Маленькая знакомка Петра представляла в себе все черты этого типа, который редко вырабатывается жизнью и воспитанием; он, как талант, как гений, дается в удел избранным натурам и проявляется рано. Мать слепого мальчика понимала, какое счастье случай послал ее сыну в этой детской дружбе. Понимал это и старый Максим, которому казалось, что теперь у его питомца есть все, чего ему еще недоставало, что теперь душевное развитие слепого пойдет тихим и ровным, ничем не смущаемым ходом…
Но это была горькая ошибка.
В первые годы жизни ребенка Максим думал, что он совершенно овладел душевным ростом мальчика, что этот рост совершается если не под прямым его влиянием, то, во всяком случае, ни одна новая сторона его, ни одно новое приобретение в этой области не избегнет его наблюдения и контроля. Но когда настал в жизни ребенка период, который является переходною гранью между детством и отрочеством, Максим увидел, как неосновательны эти гордые педагогические мечтания. Чуть не каждая неделя приносила с собой что-нибудь новое, по временам совершенно неожиданное по отношению к слепому, и когда Максим старался найти источники иной новой идеи или нового представления, появлявшихся у ребенка, то ему приходилось теряться. Какая-то неведомая сила работала в глубине детской души, выдвигая из этой глубины неожиданные проявления самостоятельного душевного роста, и Максиму приходилось останавливаться с чувством благоговения перед таинственными процессами жизни, которые вмешивались таким образом в его педагогическую работу. Эти толчки природы, ее даровые откровения, казалось, доставляли ребенку такие представления, которые не могли быть приобретены личным опытом слепого, и Максим угадывал здесь неразрывную связь жизненных явлений, которая проходит, дробясь в тысяче процессов, через последовательный ряд отдельных жизней.

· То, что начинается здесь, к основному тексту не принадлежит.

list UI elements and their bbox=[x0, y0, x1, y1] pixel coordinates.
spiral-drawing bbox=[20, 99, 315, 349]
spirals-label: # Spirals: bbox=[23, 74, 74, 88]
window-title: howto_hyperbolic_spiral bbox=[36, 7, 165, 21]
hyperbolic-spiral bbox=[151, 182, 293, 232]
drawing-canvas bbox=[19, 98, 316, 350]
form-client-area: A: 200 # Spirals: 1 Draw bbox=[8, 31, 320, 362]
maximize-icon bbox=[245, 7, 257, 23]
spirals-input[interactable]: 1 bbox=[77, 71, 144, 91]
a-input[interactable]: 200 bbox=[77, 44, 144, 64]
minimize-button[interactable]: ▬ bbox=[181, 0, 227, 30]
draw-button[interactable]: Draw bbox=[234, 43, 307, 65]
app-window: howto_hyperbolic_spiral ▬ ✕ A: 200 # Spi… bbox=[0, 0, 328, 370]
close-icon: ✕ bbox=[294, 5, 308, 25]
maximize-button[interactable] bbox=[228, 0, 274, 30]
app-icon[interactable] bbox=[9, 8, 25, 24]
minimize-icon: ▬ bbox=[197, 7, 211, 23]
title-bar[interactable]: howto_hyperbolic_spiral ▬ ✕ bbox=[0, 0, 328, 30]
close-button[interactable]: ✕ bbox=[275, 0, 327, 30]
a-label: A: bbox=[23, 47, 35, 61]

Сначала это наблюдение испугало Максима. Видя, что не он один владеет умственным строем ребенка, что в этом строе сказывается что-то, от него не зависящее и выходящее из-под его влияния, он испугался за участь своего питомца, испугался возможности таких запросов, которые могли бы послужить для слепого только причиной неутолимых страданий. И он пытался разыскать источники этих, откуда-то пробивающихся родников, чтоб… навсегда закрыть их для блага слепого ребенка.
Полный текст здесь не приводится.